The orchestration layer manages application requests for learner information. It:

  • Determines which systems to query
  • Retrieves approved data
  • Assembles a consistent response

Data remains in source systems. LIF does not create a central data store.

How it supports:

Extracts data from upstream systems based on configuration and MDR mappings as opposed to custom integrations.

MCP Server

The MCP Server makes LIF learner data directly available to AI assistants and agentic applications through the Model Context Protocol, an emerging open standard for connecting AI models to external systems. Because the tools are generated from the MDR, an AI client automatically picks up new fields or sources as the data model evolves.

How it supports:

Lets AI applications work with learner records through a standard protocol, without each one building a custom integration against the underlying LIF APIs.

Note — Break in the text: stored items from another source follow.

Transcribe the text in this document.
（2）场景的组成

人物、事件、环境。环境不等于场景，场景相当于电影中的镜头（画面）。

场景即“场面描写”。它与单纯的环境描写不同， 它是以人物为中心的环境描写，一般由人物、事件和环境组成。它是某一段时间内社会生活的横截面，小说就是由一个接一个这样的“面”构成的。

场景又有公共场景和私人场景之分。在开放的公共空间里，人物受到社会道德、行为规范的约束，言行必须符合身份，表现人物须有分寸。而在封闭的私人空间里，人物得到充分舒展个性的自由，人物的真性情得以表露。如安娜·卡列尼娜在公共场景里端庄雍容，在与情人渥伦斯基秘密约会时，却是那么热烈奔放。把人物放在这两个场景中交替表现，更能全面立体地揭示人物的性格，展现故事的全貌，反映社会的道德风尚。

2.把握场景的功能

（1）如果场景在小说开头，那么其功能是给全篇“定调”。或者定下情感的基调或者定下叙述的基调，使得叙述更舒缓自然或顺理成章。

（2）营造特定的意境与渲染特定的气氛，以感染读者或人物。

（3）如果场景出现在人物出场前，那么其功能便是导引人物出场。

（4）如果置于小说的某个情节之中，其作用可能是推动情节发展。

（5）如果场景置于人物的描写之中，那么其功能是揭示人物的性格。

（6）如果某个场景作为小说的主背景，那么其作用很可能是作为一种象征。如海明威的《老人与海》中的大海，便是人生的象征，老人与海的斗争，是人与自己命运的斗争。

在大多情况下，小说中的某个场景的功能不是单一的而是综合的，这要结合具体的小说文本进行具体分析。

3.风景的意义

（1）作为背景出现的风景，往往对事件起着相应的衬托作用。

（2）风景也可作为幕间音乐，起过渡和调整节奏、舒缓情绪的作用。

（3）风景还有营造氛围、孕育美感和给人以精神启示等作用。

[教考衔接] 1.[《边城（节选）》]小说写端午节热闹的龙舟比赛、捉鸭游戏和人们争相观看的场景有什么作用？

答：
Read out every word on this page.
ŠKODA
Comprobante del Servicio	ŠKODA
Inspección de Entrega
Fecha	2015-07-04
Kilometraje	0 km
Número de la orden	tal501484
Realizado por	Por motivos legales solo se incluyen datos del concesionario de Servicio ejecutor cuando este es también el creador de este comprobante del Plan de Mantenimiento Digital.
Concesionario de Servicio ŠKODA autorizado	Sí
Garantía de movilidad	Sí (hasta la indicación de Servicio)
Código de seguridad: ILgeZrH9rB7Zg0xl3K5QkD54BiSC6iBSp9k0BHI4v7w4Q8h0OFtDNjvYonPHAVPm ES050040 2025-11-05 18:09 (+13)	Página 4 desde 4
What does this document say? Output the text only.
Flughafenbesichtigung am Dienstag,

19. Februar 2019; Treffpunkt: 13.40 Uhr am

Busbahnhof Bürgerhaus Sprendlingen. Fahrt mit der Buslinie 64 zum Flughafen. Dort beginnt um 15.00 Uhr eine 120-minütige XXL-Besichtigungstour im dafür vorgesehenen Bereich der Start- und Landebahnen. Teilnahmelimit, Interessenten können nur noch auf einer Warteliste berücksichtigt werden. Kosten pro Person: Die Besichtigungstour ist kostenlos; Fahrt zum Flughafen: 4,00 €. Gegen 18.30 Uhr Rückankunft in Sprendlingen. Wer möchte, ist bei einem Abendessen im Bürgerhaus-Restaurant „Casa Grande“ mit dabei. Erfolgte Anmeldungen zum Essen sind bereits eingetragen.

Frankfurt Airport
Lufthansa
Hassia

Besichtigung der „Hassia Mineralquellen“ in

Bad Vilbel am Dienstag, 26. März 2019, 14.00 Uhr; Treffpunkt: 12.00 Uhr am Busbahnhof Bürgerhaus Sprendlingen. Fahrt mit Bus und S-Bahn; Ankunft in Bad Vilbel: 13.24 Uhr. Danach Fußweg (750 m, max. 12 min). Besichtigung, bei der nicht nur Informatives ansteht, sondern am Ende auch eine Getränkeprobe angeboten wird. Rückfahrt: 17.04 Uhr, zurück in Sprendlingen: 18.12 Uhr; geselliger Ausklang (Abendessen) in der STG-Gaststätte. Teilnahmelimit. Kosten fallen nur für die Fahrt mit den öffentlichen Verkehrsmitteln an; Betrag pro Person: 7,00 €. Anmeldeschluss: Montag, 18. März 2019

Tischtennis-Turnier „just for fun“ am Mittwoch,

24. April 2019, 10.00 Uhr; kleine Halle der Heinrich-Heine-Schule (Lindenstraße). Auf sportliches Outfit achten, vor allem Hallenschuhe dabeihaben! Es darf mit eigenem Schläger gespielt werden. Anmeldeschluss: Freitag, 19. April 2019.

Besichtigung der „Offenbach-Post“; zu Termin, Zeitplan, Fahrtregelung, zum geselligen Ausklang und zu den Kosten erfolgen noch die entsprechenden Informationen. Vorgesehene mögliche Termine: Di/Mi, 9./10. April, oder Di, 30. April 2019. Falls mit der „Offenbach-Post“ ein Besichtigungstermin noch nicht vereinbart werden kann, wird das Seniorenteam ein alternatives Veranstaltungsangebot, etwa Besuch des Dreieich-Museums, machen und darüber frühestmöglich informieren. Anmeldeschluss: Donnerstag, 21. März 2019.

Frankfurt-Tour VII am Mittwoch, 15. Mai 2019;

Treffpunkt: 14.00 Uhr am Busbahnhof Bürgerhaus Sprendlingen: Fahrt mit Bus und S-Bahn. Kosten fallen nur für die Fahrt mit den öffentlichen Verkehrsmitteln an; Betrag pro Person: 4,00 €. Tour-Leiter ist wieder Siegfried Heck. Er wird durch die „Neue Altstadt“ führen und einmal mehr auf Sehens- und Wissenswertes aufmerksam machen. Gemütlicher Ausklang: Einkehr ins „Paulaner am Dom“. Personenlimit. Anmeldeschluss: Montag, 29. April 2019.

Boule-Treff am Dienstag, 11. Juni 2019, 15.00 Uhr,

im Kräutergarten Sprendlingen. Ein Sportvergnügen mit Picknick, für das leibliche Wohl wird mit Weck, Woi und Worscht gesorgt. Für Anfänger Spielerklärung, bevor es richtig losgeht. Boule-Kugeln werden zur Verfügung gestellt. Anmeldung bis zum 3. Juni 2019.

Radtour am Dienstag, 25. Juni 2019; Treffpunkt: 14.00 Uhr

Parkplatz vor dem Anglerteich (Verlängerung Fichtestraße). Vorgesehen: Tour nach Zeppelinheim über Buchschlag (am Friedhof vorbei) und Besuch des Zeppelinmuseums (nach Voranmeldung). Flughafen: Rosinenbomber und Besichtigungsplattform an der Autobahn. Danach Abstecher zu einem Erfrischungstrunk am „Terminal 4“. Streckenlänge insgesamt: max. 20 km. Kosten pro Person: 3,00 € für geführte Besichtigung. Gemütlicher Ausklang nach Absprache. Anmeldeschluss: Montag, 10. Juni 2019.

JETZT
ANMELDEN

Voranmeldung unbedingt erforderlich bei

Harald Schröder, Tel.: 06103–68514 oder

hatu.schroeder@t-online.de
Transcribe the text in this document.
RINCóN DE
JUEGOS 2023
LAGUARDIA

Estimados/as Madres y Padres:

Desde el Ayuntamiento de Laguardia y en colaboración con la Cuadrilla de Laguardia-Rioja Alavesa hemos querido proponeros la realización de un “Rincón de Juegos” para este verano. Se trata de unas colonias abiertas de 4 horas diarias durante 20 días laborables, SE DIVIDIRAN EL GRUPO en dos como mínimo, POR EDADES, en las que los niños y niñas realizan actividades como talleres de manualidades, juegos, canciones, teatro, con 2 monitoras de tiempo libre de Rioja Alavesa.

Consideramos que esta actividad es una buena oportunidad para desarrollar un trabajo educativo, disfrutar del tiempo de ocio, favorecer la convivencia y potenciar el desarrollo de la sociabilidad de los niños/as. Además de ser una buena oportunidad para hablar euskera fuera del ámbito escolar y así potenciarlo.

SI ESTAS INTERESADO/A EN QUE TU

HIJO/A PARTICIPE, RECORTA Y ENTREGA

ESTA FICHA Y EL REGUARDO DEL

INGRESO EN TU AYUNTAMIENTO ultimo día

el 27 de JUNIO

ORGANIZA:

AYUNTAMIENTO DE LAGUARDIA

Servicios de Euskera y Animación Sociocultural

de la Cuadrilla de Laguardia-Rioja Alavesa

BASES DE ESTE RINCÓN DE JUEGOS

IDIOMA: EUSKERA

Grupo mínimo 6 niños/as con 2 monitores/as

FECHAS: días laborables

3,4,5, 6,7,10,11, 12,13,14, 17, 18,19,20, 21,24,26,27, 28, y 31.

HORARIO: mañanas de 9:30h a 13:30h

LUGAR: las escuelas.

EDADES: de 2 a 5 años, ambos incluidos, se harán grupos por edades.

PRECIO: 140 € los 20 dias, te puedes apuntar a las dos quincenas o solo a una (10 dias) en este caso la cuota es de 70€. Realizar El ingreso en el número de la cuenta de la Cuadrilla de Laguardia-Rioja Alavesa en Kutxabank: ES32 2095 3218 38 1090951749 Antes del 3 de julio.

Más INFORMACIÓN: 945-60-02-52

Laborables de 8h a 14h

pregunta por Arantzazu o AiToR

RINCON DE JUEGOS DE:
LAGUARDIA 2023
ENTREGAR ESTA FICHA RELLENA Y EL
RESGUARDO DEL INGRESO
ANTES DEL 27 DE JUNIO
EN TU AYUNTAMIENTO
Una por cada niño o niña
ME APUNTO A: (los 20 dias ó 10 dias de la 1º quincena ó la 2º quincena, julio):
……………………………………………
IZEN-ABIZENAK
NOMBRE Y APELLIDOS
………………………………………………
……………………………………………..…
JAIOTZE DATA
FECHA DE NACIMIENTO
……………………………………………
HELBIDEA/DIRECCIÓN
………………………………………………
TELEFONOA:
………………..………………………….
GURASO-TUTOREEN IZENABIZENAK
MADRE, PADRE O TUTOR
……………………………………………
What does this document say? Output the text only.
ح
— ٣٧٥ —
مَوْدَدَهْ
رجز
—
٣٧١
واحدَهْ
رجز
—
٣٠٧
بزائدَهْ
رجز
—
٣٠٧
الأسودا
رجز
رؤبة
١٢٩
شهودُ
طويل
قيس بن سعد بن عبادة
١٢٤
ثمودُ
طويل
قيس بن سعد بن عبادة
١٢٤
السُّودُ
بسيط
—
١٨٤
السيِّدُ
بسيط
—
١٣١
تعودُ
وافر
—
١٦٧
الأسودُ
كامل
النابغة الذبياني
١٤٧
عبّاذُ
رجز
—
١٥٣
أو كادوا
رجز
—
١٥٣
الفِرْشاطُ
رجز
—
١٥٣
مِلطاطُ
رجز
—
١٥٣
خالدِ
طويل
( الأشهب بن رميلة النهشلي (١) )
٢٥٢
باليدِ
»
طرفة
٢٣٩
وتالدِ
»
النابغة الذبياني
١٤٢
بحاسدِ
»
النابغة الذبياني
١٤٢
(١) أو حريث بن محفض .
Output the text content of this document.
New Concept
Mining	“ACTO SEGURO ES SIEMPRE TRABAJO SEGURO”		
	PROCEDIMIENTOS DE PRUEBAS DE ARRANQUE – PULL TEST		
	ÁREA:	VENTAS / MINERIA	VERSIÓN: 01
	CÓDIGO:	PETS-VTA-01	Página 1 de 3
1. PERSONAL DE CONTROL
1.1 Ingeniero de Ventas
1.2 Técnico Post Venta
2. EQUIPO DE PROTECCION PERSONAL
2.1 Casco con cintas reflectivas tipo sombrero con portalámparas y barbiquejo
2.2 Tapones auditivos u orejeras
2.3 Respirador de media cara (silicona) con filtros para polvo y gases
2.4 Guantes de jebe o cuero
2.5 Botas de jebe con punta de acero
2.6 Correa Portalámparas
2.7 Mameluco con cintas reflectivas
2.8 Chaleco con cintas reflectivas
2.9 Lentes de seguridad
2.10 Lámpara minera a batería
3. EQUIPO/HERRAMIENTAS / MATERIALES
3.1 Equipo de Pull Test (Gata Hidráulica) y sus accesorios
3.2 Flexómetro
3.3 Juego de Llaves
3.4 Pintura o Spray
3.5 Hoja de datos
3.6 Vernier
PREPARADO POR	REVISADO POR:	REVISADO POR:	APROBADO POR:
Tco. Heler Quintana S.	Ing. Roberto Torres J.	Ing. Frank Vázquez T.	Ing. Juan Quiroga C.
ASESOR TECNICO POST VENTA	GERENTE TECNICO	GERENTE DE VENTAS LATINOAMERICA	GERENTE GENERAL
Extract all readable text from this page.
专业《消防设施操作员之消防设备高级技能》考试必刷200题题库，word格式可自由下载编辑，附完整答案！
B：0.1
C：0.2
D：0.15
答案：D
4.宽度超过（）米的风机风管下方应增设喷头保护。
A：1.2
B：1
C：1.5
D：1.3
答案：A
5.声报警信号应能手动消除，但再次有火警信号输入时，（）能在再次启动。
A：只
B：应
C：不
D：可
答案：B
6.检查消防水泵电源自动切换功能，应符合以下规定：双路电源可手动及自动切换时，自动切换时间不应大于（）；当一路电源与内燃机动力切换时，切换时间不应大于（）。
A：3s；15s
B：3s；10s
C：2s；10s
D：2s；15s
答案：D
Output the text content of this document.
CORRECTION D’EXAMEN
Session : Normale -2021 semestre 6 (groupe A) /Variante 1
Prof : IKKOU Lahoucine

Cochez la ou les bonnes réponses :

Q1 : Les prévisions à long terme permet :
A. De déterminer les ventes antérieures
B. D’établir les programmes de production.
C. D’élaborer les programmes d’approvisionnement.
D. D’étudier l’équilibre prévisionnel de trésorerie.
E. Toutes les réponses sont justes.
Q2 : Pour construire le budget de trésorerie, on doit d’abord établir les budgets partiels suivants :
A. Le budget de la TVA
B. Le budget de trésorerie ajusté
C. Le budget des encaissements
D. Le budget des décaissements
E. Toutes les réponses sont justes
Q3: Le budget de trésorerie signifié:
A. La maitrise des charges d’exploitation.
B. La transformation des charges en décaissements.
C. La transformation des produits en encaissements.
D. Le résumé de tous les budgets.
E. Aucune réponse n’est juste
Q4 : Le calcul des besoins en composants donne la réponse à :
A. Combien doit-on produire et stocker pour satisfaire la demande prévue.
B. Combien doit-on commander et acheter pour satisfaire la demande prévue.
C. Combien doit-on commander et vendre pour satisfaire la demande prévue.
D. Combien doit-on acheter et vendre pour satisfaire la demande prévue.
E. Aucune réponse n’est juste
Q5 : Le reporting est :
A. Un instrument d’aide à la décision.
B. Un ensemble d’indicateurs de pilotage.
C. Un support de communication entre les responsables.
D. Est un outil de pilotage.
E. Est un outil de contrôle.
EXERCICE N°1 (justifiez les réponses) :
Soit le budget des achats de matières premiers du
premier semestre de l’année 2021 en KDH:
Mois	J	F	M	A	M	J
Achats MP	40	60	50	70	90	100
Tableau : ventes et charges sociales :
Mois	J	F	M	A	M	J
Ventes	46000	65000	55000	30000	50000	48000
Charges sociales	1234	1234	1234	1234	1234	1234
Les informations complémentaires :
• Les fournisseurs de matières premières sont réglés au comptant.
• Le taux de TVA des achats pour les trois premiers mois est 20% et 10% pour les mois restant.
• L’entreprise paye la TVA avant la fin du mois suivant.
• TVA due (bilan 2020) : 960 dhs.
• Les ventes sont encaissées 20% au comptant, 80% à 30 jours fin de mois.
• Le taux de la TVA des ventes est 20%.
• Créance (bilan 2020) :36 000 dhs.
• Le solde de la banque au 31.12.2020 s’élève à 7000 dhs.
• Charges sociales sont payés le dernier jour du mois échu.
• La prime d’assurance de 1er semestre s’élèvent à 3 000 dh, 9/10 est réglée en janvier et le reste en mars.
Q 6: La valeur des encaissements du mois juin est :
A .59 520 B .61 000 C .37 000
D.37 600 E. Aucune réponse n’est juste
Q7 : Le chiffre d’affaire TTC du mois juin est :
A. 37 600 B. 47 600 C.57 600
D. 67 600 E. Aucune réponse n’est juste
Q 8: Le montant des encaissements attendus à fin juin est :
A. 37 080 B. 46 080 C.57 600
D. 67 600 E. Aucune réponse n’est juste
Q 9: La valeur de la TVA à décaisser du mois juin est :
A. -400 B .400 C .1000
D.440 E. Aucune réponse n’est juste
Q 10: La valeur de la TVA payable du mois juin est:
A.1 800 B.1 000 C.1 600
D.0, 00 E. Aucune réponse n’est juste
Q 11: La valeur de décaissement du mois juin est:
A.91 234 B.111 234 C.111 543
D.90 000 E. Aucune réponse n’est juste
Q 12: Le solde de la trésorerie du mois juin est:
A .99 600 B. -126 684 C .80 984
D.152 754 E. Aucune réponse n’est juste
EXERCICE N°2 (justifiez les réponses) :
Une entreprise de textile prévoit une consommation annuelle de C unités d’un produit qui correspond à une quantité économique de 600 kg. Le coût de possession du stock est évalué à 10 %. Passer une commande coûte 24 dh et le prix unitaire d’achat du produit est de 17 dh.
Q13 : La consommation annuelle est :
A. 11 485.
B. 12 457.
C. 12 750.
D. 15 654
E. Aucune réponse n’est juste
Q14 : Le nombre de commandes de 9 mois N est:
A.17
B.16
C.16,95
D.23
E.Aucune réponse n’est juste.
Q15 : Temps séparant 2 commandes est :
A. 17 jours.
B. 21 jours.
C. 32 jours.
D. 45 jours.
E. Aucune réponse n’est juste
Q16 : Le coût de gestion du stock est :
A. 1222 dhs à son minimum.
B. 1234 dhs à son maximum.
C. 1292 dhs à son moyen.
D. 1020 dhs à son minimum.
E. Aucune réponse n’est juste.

How the Components Work Together

When an application requests learner information:

1
The Query Planner receives the request from one of our API services
2
Query Planner checks the LIF Cache; if record(s) not found the data is requested from the Orchestrator
3
The Orchestrator starts a job to collect the data across one or more source systems
4
The source systems are queried and provide appropriate data to the job
5
The Translator receives data from the job and translates it into LIF record fragments
6
The MDR provides the Translator with the mappings from each source to our data model
7
The Translator provides the job with the data translated into LIF record fragments
8
LIF record fragments travel back from the job back to Query Planner
9
Query Planner take the LIF record fragments, stores them and the aggregated record in the LIF Cache, then responses to the request

Each component addresses a specific challenge—translation, coordination, and consistency—without replacing existing institutional systems.